With the continuous digitization of human life and economy, questions around the ownership and privacy of our personal information need urgent attention. From June, it will be crucial for Lebanese companies to understand the implications of new European regulations on the ownership and limits to exploitation of personal information, which came into force at the end of May.
As of May 25, two years after the adoption of the General Data Protection Regulations (GDPR) by the European Union, organizations who are registered in the EU, or selling products and services to EU residents, have to apply GDPR. This can range from large international manufacturers and online retailers, to small enterprises and commercial bloggers. But many in Lebanon assume that this new regulation will not affect them.
This could be mistake, and a costly one, for companies that offer products or services online that are purchasable by EU residents. All local companies with a strong digital presence outside Lebanon should determine whether they need to initiate compliance with GDPR.
GDPR is a landmark European Union regulation that prescribes the rules and regulations for the collection, processing, use, storage, and destruction of the personal information of EU residents. The main aim of this piece of legislation is to protect consumers by giving them greater control over their personal data that is transmitted via the internet, and to compel businesses to be more accountable and transparent in their use of customers’ personal data.
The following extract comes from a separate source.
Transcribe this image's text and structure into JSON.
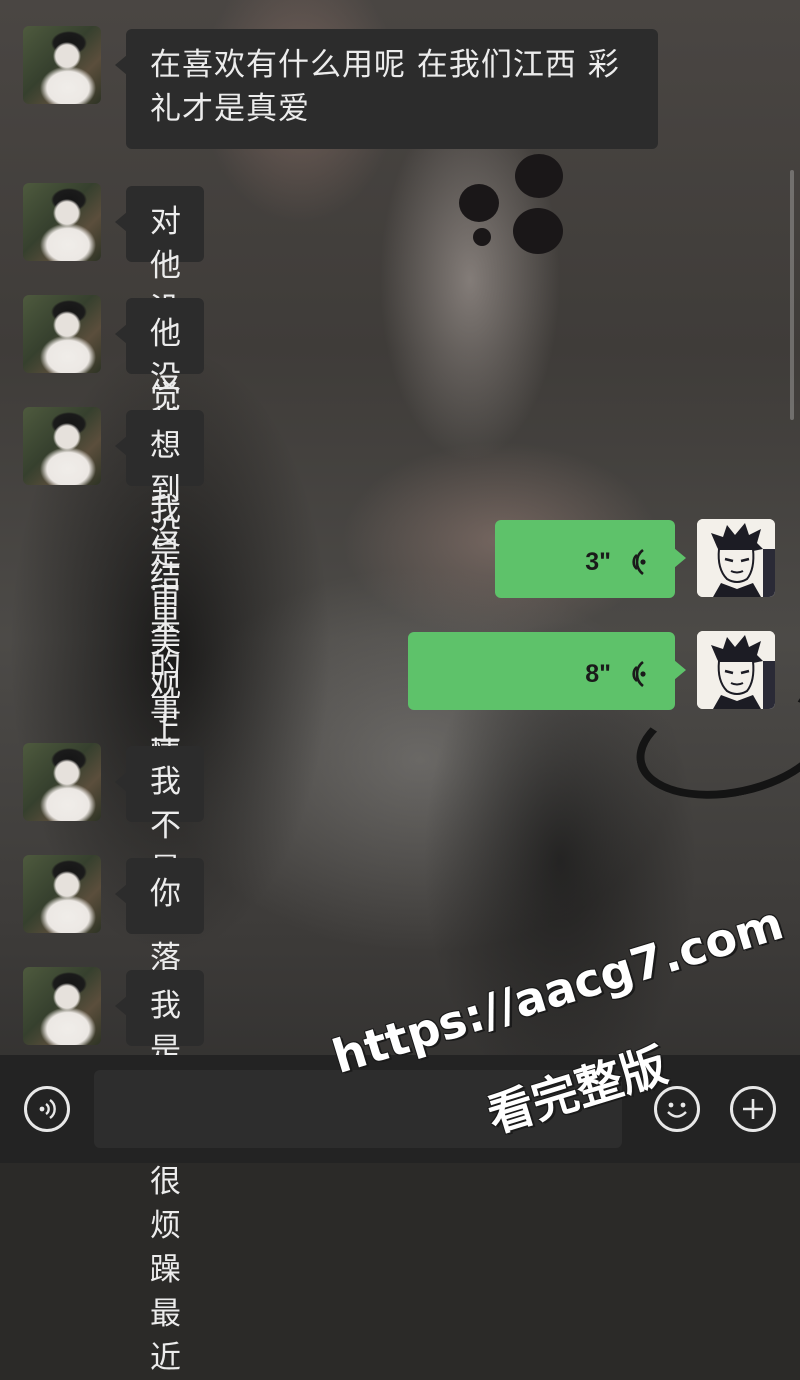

As an EU regulation, GDPR is not a priori applicable outside of the bloc, however, one of the considerable changes introduced by GDPR is in its extraterritorial scope, which allows it to reach non-EU organizations performing transactions with EU residents. Under article 3 of the GDPR, a company may still have to abide by its rules even if it is incorporated outside of the EU and has no physical presence within the EU.
Compliance with GDPR is thus required of companies anywhere, as long as their activities entail the offering of goods or services to European residents, the processing of data from such persons, or the monitoring of users’ behavior that takes place in the EU. GDPR will likely apply to a Lebanese business even if it has no employees or offices within the EU, but is selling a product or service to EU residents, or even simply offering to sell, irrespective of whether a payment is made or not. Likewise, abiding by GDPR is a necessity for any Lebanese company that monitors the behavior of European residents, for example, if it processes information about consumers in an EU country to predict their behavior, or does surveys on the behavior of EU residents. In addition, GDPR is applicable to a Lebanese company if it has EU-based employees and is processing information related to these employees.
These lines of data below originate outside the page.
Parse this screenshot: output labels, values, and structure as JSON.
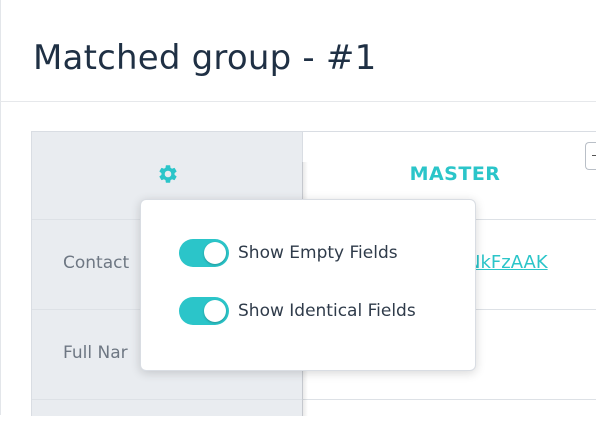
{
  "page": {
    "title": "Matched group - #1"
  },
  "table": {
    "settings_icon": "gear-icon",
    "master_label": "MASTER",
    "rows": [
      {
        "label": "Contact"
      },
      {
        "label": "Full Nar"
      }
    ],
    "master_record_link": "NkFzAAK"
  },
  "settings_popover": {
    "toggles": [
      {
        "label": "Show Empty Fields",
        "on": true
      },
      {
        "label": "Show Identical Fields",
        "on": true
      }
    ]
  },
  "colors": {
    "accent": "#2bc5c9",
    "label_column_bg": "#e9ecf0",
    "title": "#1f3044"
  }
}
GDPR would not apply if the Lebanese company is undertaking regular marketing of goods and/or services. This means that if the company has a website offering goods and/or services but does not have a physical presence in the EU and shows no indication of targeting any EU residents, it is not required to comply with GDPR rules simply on the basis that an EU resident can somehow stumble upon its website—what this means in practice will emerge over time.
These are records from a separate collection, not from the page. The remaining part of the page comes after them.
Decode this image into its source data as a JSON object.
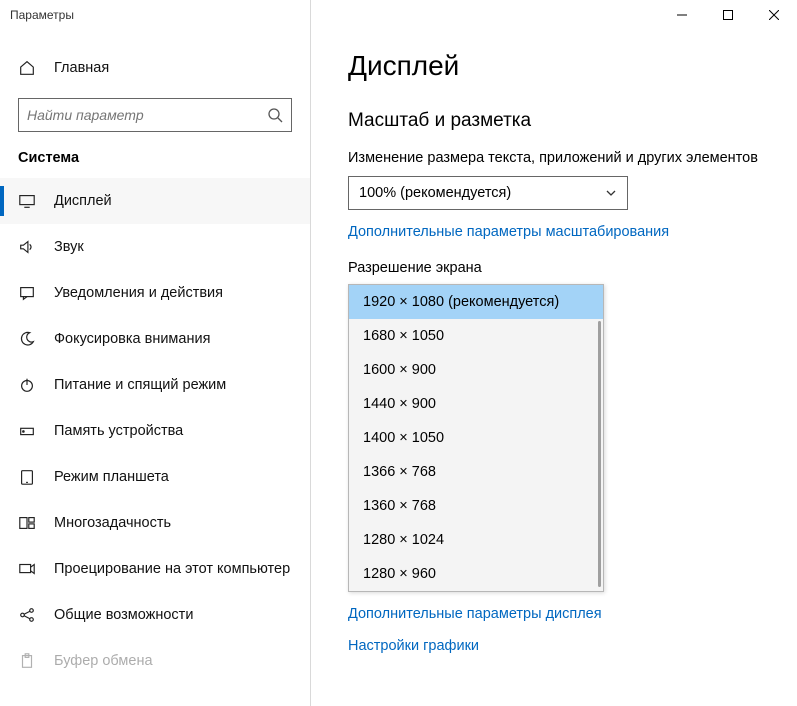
{
  "window": {
    "title": "Параметры"
  },
  "sidebar": {
    "home": "Главная",
    "search_placeholder": "Найти параметр",
    "category": "Система",
    "items": [
      {
        "label": "Дисплей"
      },
      {
        "label": "Звук"
      },
      {
        "label": "Уведомления и действия"
      },
      {
        "label": "Фокусировка внимания"
      },
      {
        "label": "Питание и спящий режим"
      },
      {
        "label": "Память устройства"
      },
      {
        "label": "Режим планшета"
      },
      {
        "label": "Многозадачность"
      },
      {
        "label": "Проецирование на этот компьютер"
      },
      {
        "label": "Общие возможности"
      },
      {
        "label": "Буфер обмена"
      }
    ]
  },
  "content": {
    "title": "Дисплей",
    "scale_heading": "Масштаб и разметка",
    "scale_label": "Изменение размера текста, приложений и других элементов",
    "scale_value": "100% (рекомендуется)",
    "scale_link": "Дополнительные параметры масштабирования",
    "resolution_label": "Разрешение экрана",
    "resolution_options": [
      "1920 × 1080 (рекомендуется)",
      "1680 × 1050",
      "1600 × 900",
      "1440 × 900",
      "1400 × 1050",
      "1366 × 768",
      "1360 × 768",
      "1280 × 1024",
      "1280 × 960"
    ],
    "adv_display_link": "Дополнительные параметры дисплея",
    "graphics_link": "Настройки графики"
  }
}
However, the GDPR likely will apply to a company, irrespective of its country of incorporation, if its website targets EU residents, if it accepts the currency of an EU country, has a domain suffix for an EU country, offers shipping services to an EU country, or provides information in a language that is predominantly spoken in an EU country such as Italian, French, and German.
Violating the GDPR and failing to report any infraction of personal data rights of EU residents can result in hefty fines; in serious cases, regulators can penalize businesses 20 million euros, or up to 4 percent of their previous year’s worldwide turnover, whichever is higher. For smaller infringements to the GDPR, regulators can impose fines amounting to 10 million euros, or up to 2 percent of the companies’ worldwide turnover, again, whichever is higher.
Lebanese companies, thus, would benefit from informing themselves about the provisions and requirements that are coming into force with the GDPR. If uncertain as to whether GDPR applies to a Lebanese business, it may be a good idea to contact an auditing or consulting firm with expertise in doing business in Europe, or approach a specialized adviser to make sure that its privacy initiatives are in order. This will not only avoid legal proceedings and painful fines, but also express a will to protect fundamental rights and freedoms of individuals, and in particular, the right of consumers to the protection of personal data.